Già nel V secolo a.C. fu Eschilo, il padre della tragedia greca, a dire che «in guerra la verità è la prima a morire». Dunque, il ruolo dei cronisti presenti fisicamente sullo scenario di un conflitto risulta fondamentale per avere notizie quanto più possibile depurate dalla propaganda dei belligeranti.

Non è un tema trascurabile, perché uccidere un giornalista significa anche uccidere un pezzo di quella verità evocata da Eschilo. E da qui originano pure le numerose difficoltà di conoscere cosa stia accadendo in questi mesi in Palestina e Cisgiordania.

Ma sarebbe irrispettoso affrontare questo aspetto specifico senza prima contestualizzarlo con le atrocità che sta subendo tutta la popolazione civile palestinese.

I numeri delle atrocità in corso a Gaza

Abbiamo le orecchie piene dalle diverse opinioni sulla proporzionalità o meno della reazione militare scatenata da Israele dopo gli attacchi terroristici subiti da Hamas il 7 ottobre 2023.

Quell’orripilante azione va condannata, senza se e senza ma, non dimenticando mai che essa stessa ha provocato la morte di circa 1.200 persone (di cui 800 civili) e la presa in ostaggio di oltre 250 persone.

Eppoi c’è la reazione pianificata dal Governo israeliano guidato da Benjamin Netanyahu. Pur nella difficoltà di reperire cifre ufficiali, risulterebbe che solo nei territori della Striscia ci siano stati, da allora, circa 60 mila morti e oltre 130 mila feriti.

L’Unicef ha calcolato, dramma nel dramma, che più di 50 mila bambini sono stati uccisi o feriti. Dati confermati anche da altre fonti, che riferiscono di oltre 15 mila minori uccisi e 34 mila feriti dall’inizio della guerra. Tra questi, quasi 900 neonati e oltre 4 mila sotto i 5 anni. Inoltre, si conterebbero circa 20 mila bambini rimasti orfani.

Una vergogna indelebile per chi sta compiendo questi crimini, ma che rende complici anche tutti quanti continuano a voltarsi dall’altra parte, nascondendosi dietro argomenti che non possono più trovare giustificazioni neppure nelle ciniche e ipocrite elucubrazioni di carattere geopolitico.

Il più grande massacro di giornalisti della storia

In questo contesto affiora anche il tema dell’informazione.

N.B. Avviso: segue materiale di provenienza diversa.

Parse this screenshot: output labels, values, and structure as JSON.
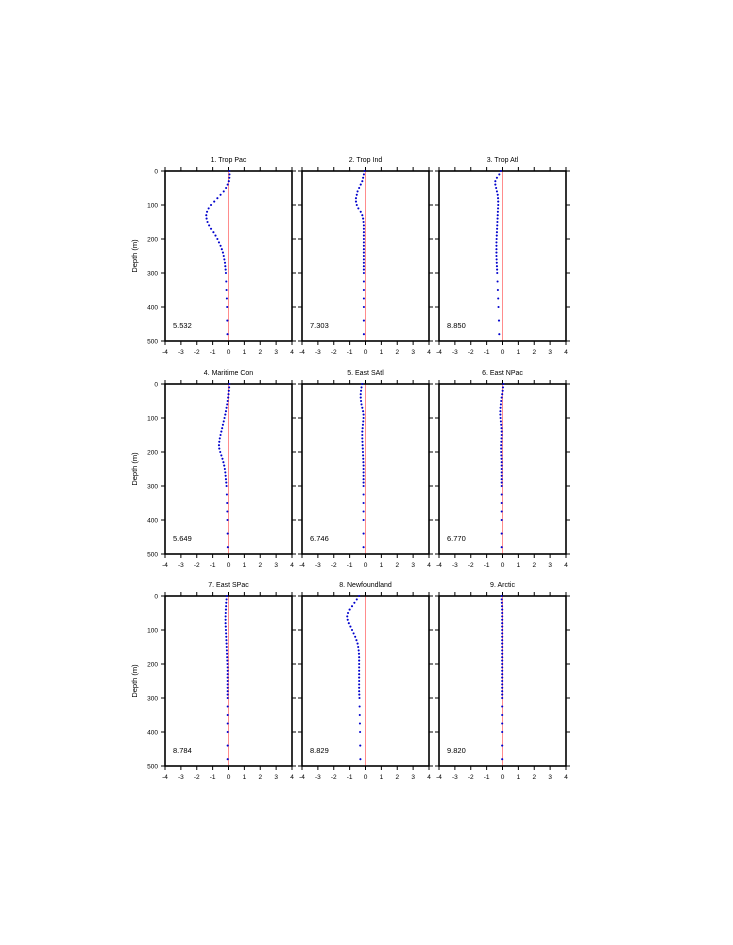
{
  "chart_data": {
    "type": "scatter",
    "layout": "3x3 panel grid",
    "ylabel": "Depth (m)",
    "xlim": [
      -4,
      4
    ],
    "ylim": [
      500,
      0
    ],
    "y_inverted": true,
    "xticks": [
      "-4",
      "-3",
      "-2",
      "-1",
      "0",
      "1",
      "2",
      "3",
      "4"
    ],
    "yticks": [
      "0",
      "100",
      "200",
      "300",
      "400",
      "500"
    ],
    "reference_line_x": 0,
    "colors": {
      "points": "#0000cc",
      "reference_line": "#ff8080",
      "frame": "#000000"
    },
    "depths": [
      0,
      10,
      20,
      30,
      40,
      50,
      60,
      70,
      80,
      90,
      100,
      110,
      120,
      130,
      140,
      150,
      160,
      170,
      180,
      190,
      200,
      210,
      220,
      230,
      240,
      250,
      260,
      270,
      280,
      290,
      300,
      325,
      350,
      375,
      400,
      440,
      480
    ],
    "panels": [
      {
        "title": "1. Trop Pac",
        "value_label": "5.532",
        "values": [
          0.05,
          0.06,
          0.05,
          0.02,
          -0.05,
          -0.15,
          -0.3,
          -0.5,
          -0.7,
          -0.9,
          -1.1,
          -1.25,
          -1.35,
          -1.4,
          -1.38,
          -1.32,
          -1.22,
          -1.1,
          -0.95,
          -0.82,
          -0.7,
          -0.6,
          -0.5,
          -0.42,
          -0.35,
          -0.3,
          -0.26,
          -0.22,
          -0.2,
          -0.18,
          -0.16,
          -0.14,
          -0.12,
          -0.1,
          -0.08,
          -0.07,
          -0.06
        ]
      },
      {
        "title": "2. Trop Ind",
        "value_label": "7.303",
        "values": [
          -0.05,
          -0.1,
          -0.15,
          -0.2,
          -0.3,
          -0.4,
          -0.5,
          -0.55,
          -0.6,
          -0.6,
          -0.55,
          -0.45,
          -0.3,
          -0.2,
          -0.15,
          -0.12,
          -0.1,
          -0.1,
          -0.1,
          -0.1,
          -0.1,
          -0.1,
          -0.1,
          -0.1,
          -0.1,
          -0.1,
          -0.1,
          -0.1,
          -0.1,
          -0.1,
          -0.1,
          -0.1,
          -0.1,
          -0.1,
          -0.1,
          -0.1,
          -0.1
        ]
      },
      {
        "title": "3. Trop Atl",
        "value_label": "8.850",
        "values": [
          -0.1,
          -0.2,
          -0.35,
          -0.45,
          -0.45,
          -0.4,
          -0.35,
          -0.3,
          -0.28,
          -0.27,
          -0.27,
          -0.28,
          -0.29,
          -0.3,
          -0.31,
          -0.32,
          -0.33,
          -0.34,
          -0.35,
          -0.36,
          -0.37,
          -0.38,
          -0.38,
          -0.38,
          -0.38,
          -0.38,
          -0.37,
          -0.36,
          -0.35,
          -0.34,
          -0.33,
          -0.31,
          -0.29,
          -0.27,
          -0.25,
          -0.22,
          -0.2
        ]
      },
      {
        "title": "4. Maritime Con",
        "value_label": "5.649",
        "values": [
          0.05,
          0.04,
          0.02,
          0.0,
          -0.02,
          -0.05,
          -0.08,
          -0.12,
          -0.16,
          -0.2,
          -0.25,
          -0.3,
          -0.35,
          -0.4,
          -0.45,
          -0.5,
          -0.55,
          -0.58,
          -0.6,
          -0.58,
          -0.52,
          -0.45,
          -0.38,
          -0.32,
          -0.27,
          -0.23,
          -0.2,
          -0.18,
          -0.16,
          -0.14,
          -0.12,
          -0.1,
          -0.08,
          -0.07,
          -0.06,
          -0.05,
          -0.04
        ]
      },
      {
        "title": "5. East SAtl",
        "value_label": "6.746",
        "values": [
          -0.2,
          -0.25,
          -0.28,
          -0.3,
          -0.3,
          -0.28,
          -0.25,
          -0.2,
          -0.15,
          -0.12,
          -0.12,
          -0.14,
          -0.16,
          -0.18,
          -0.2,
          -0.2,
          -0.2,
          -0.19,
          -0.18,
          -0.17,
          -0.16,
          -0.15,
          -0.14,
          -0.13,
          -0.12,
          -0.12,
          -0.12,
          -0.12,
          -0.12,
          -0.12,
          -0.12,
          -0.12,
          -0.12,
          -0.12,
          -0.12,
          -0.12,
          -0.12
        ]
      },
      {
        "title": "6. East NPac",
        "value_label": "6.770",
        "values": [
          0.05,
          0.03,
          0.01,
          -0.02,
          -0.05,
          -0.08,
          -0.1,
          -0.12,
          -0.13,
          -0.13,
          -0.12,
          -0.1,
          -0.08,
          -0.06,
          -0.05,
          -0.05,
          -0.06,
          -0.07,
          -0.08,
          -0.08,
          -0.08,
          -0.07,
          -0.06,
          -0.05,
          -0.05,
          -0.05,
          -0.05,
          -0.05,
          -0.05,
          -0.05,
          -0.05,
          -0.05,
          -0.05,
          -0.05,
          -0.05,
          -0.05,
          -0.05
        ]
      },
      {
        "title": "7. East SPac",
        "value_label": "8.784",
        "values": [
          -0.1,
          -0.12,
          -0.14,
          -0.15,
          -0.16,
          -0.17,
          -0.18,
          -0.18,
          -0.18,
          -0.17,
          -0.16,
          -0.15,
          -0.14,
          -0.13,
          -0.12,
          -0.11,
          -0.1,
          -0.09,
          -0.08,
          -0.07,
          -0.06,
          -0.05,
          -0.05,
          -0.05,
          -0.05,
          -0.05,
          -0.05,
          -0.05,
          -0.05,
          -0.05,
          -0.05,
          -0.05,
          -0.05,
          -0.05,
          -0.05,
          -0.05,
          -0.05
        ]
      },
      {
        "title": "8. Newfoundland",
        "value_label": "8.829",
        "values": [
          -0.4,
          -0.55,
          -0.7,
          -0.85,
          -1.0,
          -1.1,
          -1.15,
          -1.12,
          -1.05,
          -0.95,
          -0.85,
          -0.75,
          -0.65,
          -0.57,
          -0.5,
          -0.46,
          -0.43,
          -0.41,
          -0.4,
          -0.4,
          -0.4,
          -0.4,
          -0.4,
          -0.4,
          -0.4,
          -0.4,
          -0.4,
          -0.4,
          -0.4,
          -0.39,
          -0.38,
          -0.37,
          -0.36,
          -0.35,
          -0.34,
          -0.33,
          -0.32
        ]
      },
      {
        "title": "9. Arctic",
        "value_label": "9.820",
        "values": [
          -0.05,
          -0.05,
          -0.04,
          -0.03,
          -0.02,
          -0.02,
          -0.02,
          -0.02,
          -0.02,
          -0.02,
          -0.02,
          -0.02,
          -0.02,
          -0.02,
          -0.02,
          -0.02,
          -0.02,
          -0.02,
          -0.02,
          -0.02,
          -0.02,
          -0.02,
          -0.02,
          -0.02,
          -0.02,
          -0.02,
          -0.02,
          -0.02,
          -0.02,
          -0.02,
          -0.02,
          -0.02,
          -0.02,
          -0.02,
          -0.02,
          -0.02,
          -0.02
        ]
      }
    ]
  }
}
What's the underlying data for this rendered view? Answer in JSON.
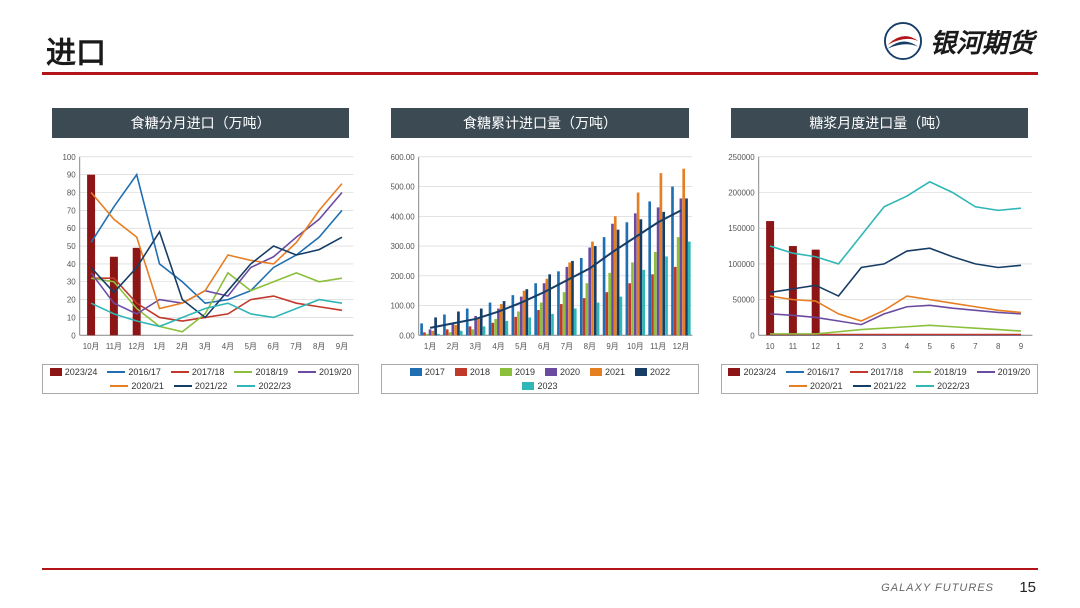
{
  "page": {
    "title": "进口",
    "page_number": "15",
    "footer": "GALAXY FUTURES",
    "brand": "银河期货"
  },
  "palette": {
    "bar2023_24": "#8c1515",
    "s2016_17": "#1f6fb2",
    "s2017_18": "#c0392b",
    "s2018_19": "#8bbf3c",
    "s2019_20": "#6b4ba0",
    "s2020_21": "#e67e22",
    "s2021_22": "#163d66",
    "s2022_23": "#2fb6b6",
    "b2017": "#1f6fb2",
    "b2018": "#c0392b",
    "b2019": "#8bbf3c",
    "b2020": "#6b4ba0",
    "b2021": "#e67e22",
    "b2022": "#163d66",
    "b2023": "#2fb6b6",
    "grid": "#d0d0d0",
    "axis": "#888",
    "bg": "#ffffff"
  },
  "chart1": {
    "title": "食糖分月进口（万吨）",
    "type": "bar+line",
    "x_labels": [
      "10月",
      "11月",
      "12月",
      "1月",
      "2月",
      "3月",
      "4月",
      "5月",
      "6月",
      "7月",
      "8月",
      "9月"
    ],
    "ylim": [
      0,
      100
    ],
    "ytick_step": 10,
    "bars_2023_24": [
      90,
      44,
      49,
      null,
      null,
      null,
      null,
      null,
      null,
      null,
      null,
      null
    ],
    "lines": {
      "2016/17": [
        52,
        72,
        90,
        40,
        30,
        18,
        20,
        25,
        38,
        45,
        55,
        70
      ],
      "2017/18": [
        32,
        32,
        18,
        10,
        8,
        10,
        12,
        20,
        22,
        18,
        16,
        14
      ],
      "2018/19": [
        32,
        30,
        15,
        5,
        2,
        12,
        35,
        25,
        30,
        35,
        30,
        32
      ],
      "2019/20": [
        35,
        18,
        12,
        20,
        18,
        25,
        22,
        38,
        44,
        55,
        65,
        80
      ],
      "2020/21": [
        80,
        65,
        55,
        15,
        18,
        25,
        45,
        42,
        40,
        52,
        70,
        85
      ],
      "2021/22": [
        38,
        24,
        38,
        58,
        20,
        10,
        25,
        40,
        50,
        45,
        48,
        55
      ],
      "2022/23": [
        18,
        12,
        8,
        5,
        10,
        15,
        18,
        12,
        10,
        15,
        20,
        18
      ]
    },
    "legend": [
      [
        "2023/24",
        "bar",
        "bar2023_24"
      ],
      [
        "2016/17",
        "line",
        "s2016_17"
      ],
      [
        "2017/18",
        "line",
        "s2017_18"
      ],
      [
        "2018/19",
        "line",
        "s2018_19"
      ],
      [
        "2019/20",
        "line",
        "s2019_20"
      ],
      [
        "2020/21",
        "line",
        "s2020_21"
      ],
      [
        "2021/22",
        "line",
        "s2021_22"
      ],
      [
        "2022/23",
        "line",
        "s2022_23"
      ]
    ]
  },
  "chart2": {
    "title": "食糖累计进口量（万吨）",
    "type": "grouped-bar+line",
    "x_labels": [
      "1月",
      "2月",
      "3月",
      "4月",
      "5月",
      "6月",
      "7月",
      "8月",
      "9月",
      "10月",
      "11月",
      "12月"
    ],
    "ylim": [
      0,
      600
    ],
    "ytick_step": 100,
    "y_format": ".00",
    "bars": {
      "2017": [
        40,
        70,
        90,
        110,
        135,
        175,
        215,
        260,
        330,
        380,
        450,
        500
      ],
      "2018": [
        10,
        20,
        30,
        42,
        62,
        85,
        105,
        125,
        145,
        175,
        205,
        230
      ],
      "2019": [
        5,
        10,
        20,
        55,
        80,
        110,
        145,
        175,
        210,
        245,
        280,
        330
      ],
      "2020": [
        20,
        40,
        65,
        90,
        130,
        175,
        230,
        295,
        375,
        410,
        430,
        460
      ],
      "2021": [
        15,
        35,
        60,
        105,
        150,
        190,
        245,
        315,
        400,
        480,
        545,
        560
      ],
      "2022": [
        60,
        80,
        90,
        115,
        155,
        205,
        250,
        300,
        355,
        390,
        415,
        460
      ],
      "2023": [
        5,
        15,
        30,
        48,
        60,
        72,
        90,
        110,
        130,
        220,
        265,
        315
      ]
    },
    "line_avg": [
      25,
      40,
      55,
      80,
      110,
      145,
      185,
      225,
      280,
      330,
      380,
      420
    ],
    "legend": [
      [
        "2017",
        "bar",
        "b2017"
      ],
      [
        "2018",
        "bar",
        "b2018"
      ],
      [
        "2019",
        "bar",
        "b2019"
      ],
      [
        "2020",
        "bar",
        "b2020"
      ],
      [
        "2021",
        "bar",
        "b2021"
      ],
      [
        "2022",
        "bar",
        "b2022"
      ],
      [
        "2023",
        "bar",
        "b2023"
      ]
    ]
  },
  "chart3": {
    "title": "糖浆月度进口量（吨）",
    "type": "bar+line",
    "x_labels": [
      "10",
      "11",
      "12",
      "1",
      "2",
      "3",
      "4",
      "5",
      "6",
      "7",
      "8",
      "9"
    ],
    "ylim": [
      0,
      250000
    ],
    "ytick_step": 50000,
    "bars_2023_24": [
      160000,
      125000,
      120000,
      null,
      null,
      null,
      null,
      null,
      null,
      null,
      null,
      null
    ],
    "lines": {
      "2016/17": [
        500,
        500,
        500,
        500,
        500,
        500,
        500,
        500,
        500,
        500,
        500,
        500
      ],
      "2017/18": [
        1000,
        1000,
        1000,
        1000,
        1000,
        1000,
        1000,
        1000,
        1000,
        1000,
        1000,
        1000
      ],
      "2018/19": [
        2000,
        2000,
        2000,
        5000,
        8000,
        10000,
        12000,
        14000,
        12000,
        10000,
        8000,
        6000
      ],
      "2019/20": [
        30000,
        28000,
        25000,
        20000,
        15000,
        30000,
        40000,
        42000,
        38000,
        35000,
        32000,
        30000
      ],
      "2020/21": [
        55000,
        50000,
        48000,
        30000,
        20000,
        35000,
        55000,
        50000,
        45000,
        40000,
        35000,
        32000
      ],
      "2021/22": [
        60000,
        65000,
        70000,
        55000,
        95000,
        100000,
        118000,
        122000,
        110000,
        100000,
        95000,
        98000
      ],
      "2022/23": [
        125000,
        115000,
        110000,
        100000,
        140000,
        180000,
        195000,
        215000,
        200000,
        180000,
        175000,
        178000
      ]
    },
    "legend": [
      [
        "2023/24",
        "bar",
        "bar2023_24"
      ],
      [
        "2016/17",
        "line",
        "s2016_17"
      ],
      [
        "2017/18",
        "line",
        "s2017_18"
      ],
      [
        "2018/19",
        "line",
        "s2018_19"
      ],
      [
        "2019/20",
        "line",
        "s2019_20"
      ],
      [
        "2020/21",
        "line",
        "s2020_21"
      ],
      [
        "2021/22",
        "line",
        "s2021_22"
      ],
      [
        "2022/23",
        "line",
        "s2022_23"
      ]
    ]
  }
}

Secondo Reporter senza Frontiere la Palestina è attualmente lo Stato più pericoloso al mondo per giornalisti e operatori dei media.

Analizzando diverse fonti ne risulterebbero oltre 200 uccisi nei primi 18 mesi del conflitto, almeno 42 dei quali durante l’esercizio delle loro funzioni. A questi si vanno poi a sommare più di 400 feriti e una cinquantina detenuti nelle carceri israeliane.

Considerato che l’esercito israeliano impedisce ai giornalisti stranieri l’accesso ai luoghi delle ostilità, nella maggior parte dei casi si tratta di operatori locali, spesso privi di protezione o supporto da parte di organizzazioni internazionali.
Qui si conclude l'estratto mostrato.